# Wallernuggets im Bierteig mit frittierten Champignons



## Wallerschreck (21. Mai 2009)

Willkommen zum zweiten Teil von "Wallerschrecks Wallersnacks  )

Diesmal gibts Wallernuggets im Bierteig mit frittierten Champignons und Pommes Frittes.
Und zwar alles Selbstgemacht.

Zutaten:

Welsfilet (Menge ist im Prinzip egal für 2 Personen reichen aber 300g)
1 Dose Ganze Champignons 
170g Mehl
400ml Bier
Kartoffeln




Zubereitung:

Zuerst der Teig:
Das Mehl in eine Rührschüssel geben und nach und nach das Bier unterrühren. Zum Schluss sollte ein zähflüssiger Teig dabei herauskommen.

Die Pommes:
Wer sichs einfach machen will nimmt einfach fertige Pommes  ich hatte keine zuhause und es war feiertag. Also hab ich mir meine einfach aus Kartoffeln selbst gemacht...schmeckt übrigends deutlich besser als die aus dem Supermarkt.

Das Frittieren:
Wohl dem der eine Friteuse hat...ich hatte keine :q also musste ein Topf herhalten.
Das klappt aber prima. 
Einen Topf mit genug Öl (normales Pflanzenöl) füllen damit das Zeug drinnen schwimmen kann.

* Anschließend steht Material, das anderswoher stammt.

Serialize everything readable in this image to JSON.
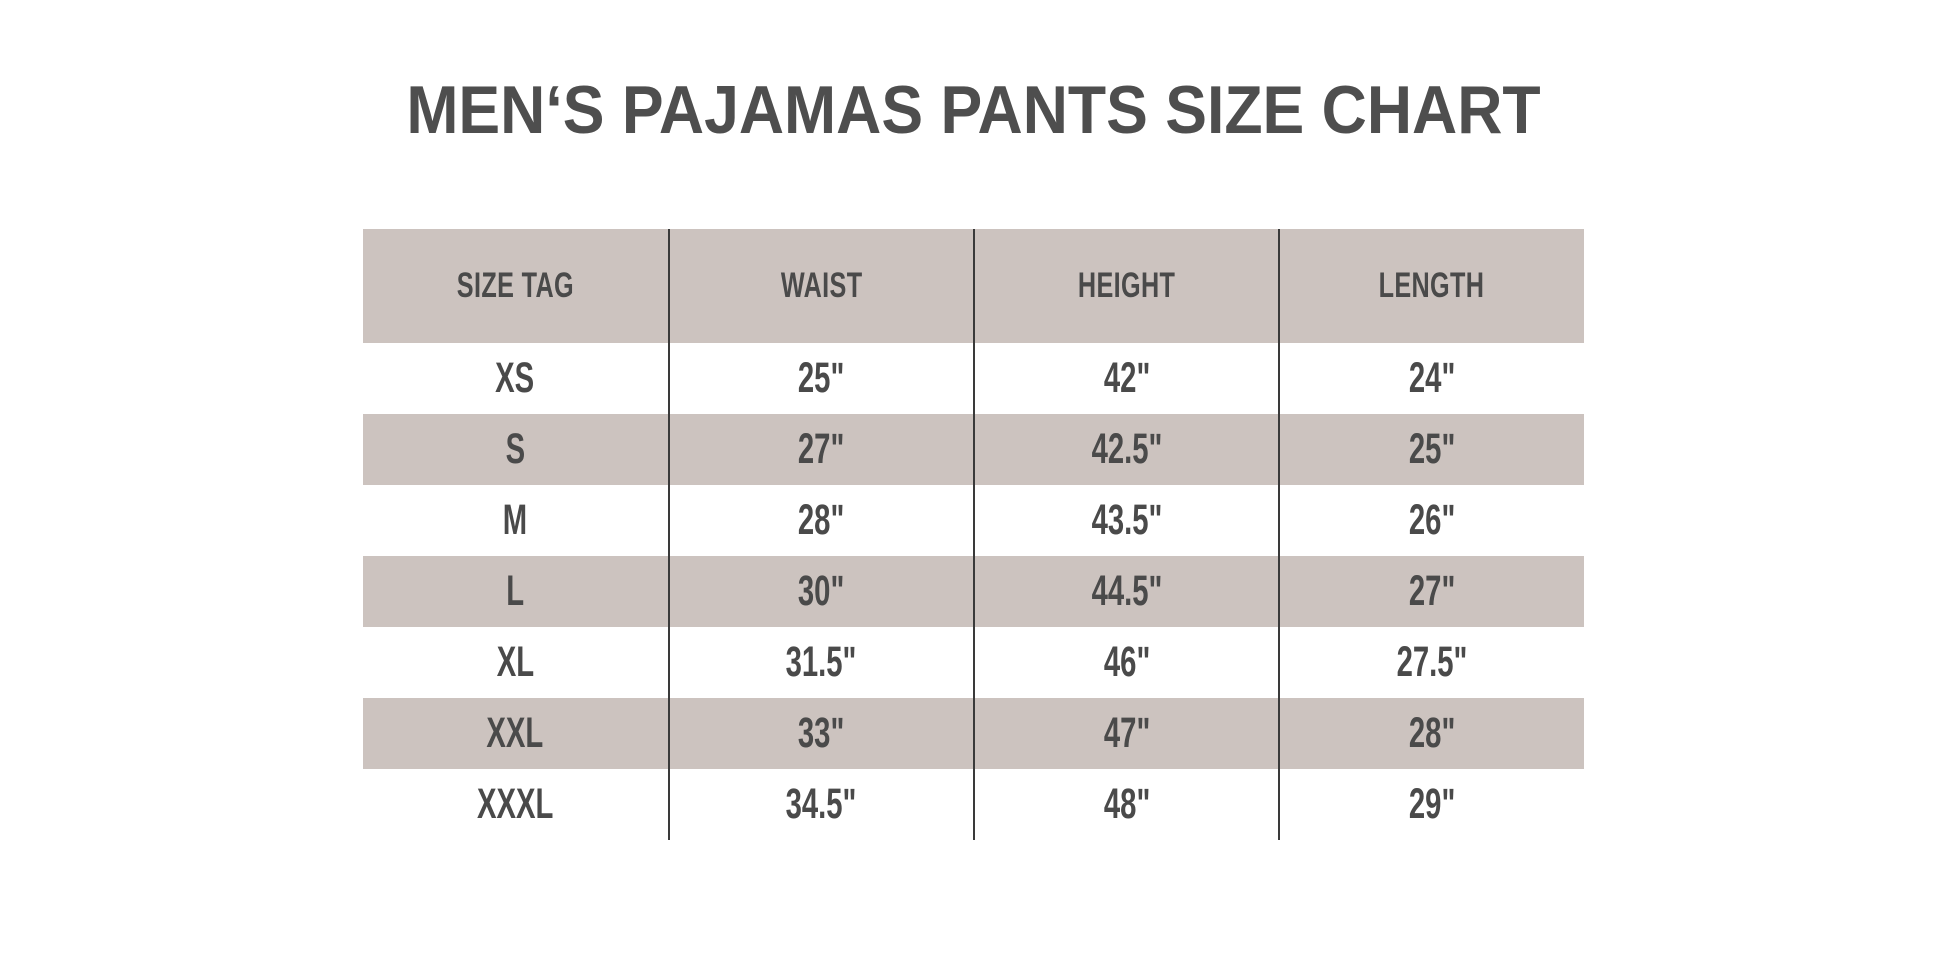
{
  "title": {
    "text": "MEN‘S PAJAMAS PANTS SIZE CHART",
    "color": "#4e4e4e"
  },
  "colors": {
    "stripe_bg": "#ccc3bf",
    "row_bg": "#ffffff",
    "divider": "#3a3a3a",
    "text": "#4a4a4a"
  },
  "table": {
    "header": {
      "columns": [
        "SIZE TAG",
        "WAIST",
        "HEIGHT",
        "LENGTH"
      ]
    },
    "rows": [
      {
        "size": "XS",
        "waist": "25\"",
        "height": "42\"",
        "length": "24\""
      },
      {
        "size": "S",
        "waist": "27\"",
        "height": "42.5\"",
        "length": "25\""
      },
      {
        "size": "M",
        "waist": "28\"",
        "height": "43.5\"",
        "length": "26\""
      },
      {
        "size": "L",
        "waist": "30\"",
        "height": "44.5\"",
        "length": "27\""
      },
      {
        "size": "XL",
        "waist": "31.5\"",
        "height": "46\"",
        "length": "27.5\""
      },
      {
        "size": "XXL",
        "waist": "33\"",
        "height": "47\"",
        "length": "28\""
      },
      {
        "size": "XXXL",
        "waist": "34.5\"",
        "height": "48\"",
        "length": "29\""
      }
    ]
  },
  "chart_data": {
    "type": "table",
    "title": "MEN‘S PAJAMAS PANTS SIZE CHART",
    "columns": [
      "SIZE TAG",
      "WAIST",
      "HEIGHT",
      "LENGTH"
    ],
    "rows": [
      [
        "XS",
        "25\"",
        "42\"",
        "24\""
      ],
      [
        "S",
        "27\"",
        "42.5\"",
        "25\""
      ],
      [
        "M",
        "28\"",
        "43.5\"",
        "26\""
      ],
      [
        "L",
        "30\"",
        "44.5\"",
        "27\""
      ],
      [
        "XL",
        "31.5\"",
        "46\"",
        "27.5\""
      ],
      [
        "XXL",
        "33\"",
        "47\"",
        "28\""
      ],
      [
        "XXXL",
        "34.5\"",
        "48\"",
        "29\""
      ]
    ],
    "layout": {
      "striped_rows": [
        "header",
        "S",
        "L",
        "XXL"
      ],
      "column_dividers": true,
      "horizontal_borders": false
    }
  }
}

Das ganze jetzt erhitzen (man merkt dass es heiß genug ist, wenn es ordentlich sprudelt wenn man ein Stück Kartoffel rein wirft.

Als erstes die Pommes goldgelb frittieren. Währenddessen kann man schonmal die Welsfilets in Nuggets schneiden (Größe nach belieben ich habe meine relativ groß gelassen).
Dann die Nuggets und die Champignon - Köpfe im Bierteig wenden.

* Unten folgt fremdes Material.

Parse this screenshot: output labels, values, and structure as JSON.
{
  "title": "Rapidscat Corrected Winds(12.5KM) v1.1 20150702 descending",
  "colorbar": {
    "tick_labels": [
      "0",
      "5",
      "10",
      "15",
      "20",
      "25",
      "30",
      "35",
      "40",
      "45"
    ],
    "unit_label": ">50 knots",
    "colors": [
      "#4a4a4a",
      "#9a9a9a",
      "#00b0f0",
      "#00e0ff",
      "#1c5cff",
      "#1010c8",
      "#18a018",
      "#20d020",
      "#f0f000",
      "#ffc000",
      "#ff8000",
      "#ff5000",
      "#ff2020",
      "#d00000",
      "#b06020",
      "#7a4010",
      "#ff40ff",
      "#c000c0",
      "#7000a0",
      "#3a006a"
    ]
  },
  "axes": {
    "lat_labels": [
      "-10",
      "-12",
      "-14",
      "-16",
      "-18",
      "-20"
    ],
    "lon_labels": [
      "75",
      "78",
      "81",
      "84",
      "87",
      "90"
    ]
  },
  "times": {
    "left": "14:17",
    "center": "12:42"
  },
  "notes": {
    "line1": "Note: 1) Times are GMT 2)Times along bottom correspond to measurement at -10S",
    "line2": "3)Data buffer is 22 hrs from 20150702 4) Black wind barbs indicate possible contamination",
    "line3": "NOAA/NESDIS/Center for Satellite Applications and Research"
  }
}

Wenn die Pommes fertig sind nun auch die Nuggets und die Pilze goldgelb frittieren und...fertig.

Das Ganze macht nur relativ wenig Arbeit und es schmeckt fantastisch (ist allerdings auch nicht unbedingt was für den Diätplan  )
Der Wels mit seinem angenehmen Eigengeschmack harmoniert prima mit der Bierteig - Kruste.


----------



## Michael_05er (22. Mai 2009)

*AW: Wallernuggets im Bierteig mit frittierten Champignons*



Wallerschreck schrieb:


> Willkommen zum zweiten Teil von "Wallerschrecks Wallersnacks


 
Klingt gut, sag mal Bescheid, wenn Du eine Imbissbude eröffnest 
Scherz beiseite: Klingt echt lecker, muss ich mal versuchen!
Grüße,
Michael


----------



## RheinBarbe (22. Mai 2009)

*AW: Wallernuggets im Bierteig mit frittierten Champignons*

Ab welcher Welsgröße kann man die WelsMcNuggets machen?
Ich haue die kleinen Welse sonst immer in die Räuchertonne, geh das Rezept auch mit den Kleinen?


----------



## duck_68 (22. Mai 2009)

*AW: Wallernuggets im Bierteig mit frittierten Champignons*



LahnDöbel schrieb:


> Ab welcher Welsgröße kann man die WelsMcNuggets machen?
> Ich haue die kleinen Welse sonst immer in die Räuchertonne, geh das Rezept auch mit den Kleinen?



Klappt ab einer Größe, wo man grätenfreie, gabelgroße Stück aus einem Waller schneiden kann - würde mal sagen so ab 60 cm wirds laaangsam interessant.

Meinen Bierteig mache ich immer nach diesem Rezept und würze ihn zusätzlich noch mit ner guten portion Pfefffer.

Sollte nochmal ewas Bierteig übrig sein, fritiert einfach noch ein paar Zwiebelringe im restilichen Teig - auch sehr lecker - und Zwiebeln hat fast jeder zu Hause


----------



## Wallerschreck (22. Mai 2009)

*AW: Wallernuggets im Bierteig mit frittierten Champignons*

Martin hat recht. So ab 50-60cm solltem man den Wels ganz gut Grätenfrei filettieren können und dann hat man quasi schon das Nugget - Material.
Den Bierteig kann man natürlich je nach Geschmack würzen.


----------



## hans albers (22. Mai 2009)

*AW: Wallernuggets im Bierteig mit frittierten Champignons*

..moin...


lecker...

könnt mir vorstellen , dass dazu nen frischer grüner salat
noch das i tüpfelchen wäre

(auch in bezug auf die kalorien....)

greetz
lars


----------



## Khaane (9. Juli 2009)

*AW: Wallernuggets im Bierteig mit frittierten Champignons*

Hört sich sehr sehr lecker an, jetzt fehlt nur noch der Wels. #h


----------



## raffaelo35 (10. Juli 2009)

*AW: Wallernuggets im Bierteig mit frittierten Champignons*

Melde dich einfach wann du es nächste mal wieder machst - ich komme.


----------



## grillking (10. Juli 2009)

*AW: Wallernuggets im Bierteig mit frittierten Champignons*

boah klingt das lecker, werde ich das nächste Mal wohl mal versuchen wenn ich wieder einen gefangen habe. Mein letzten hab ich "nur" geräuchert. War aber auch gut...


----------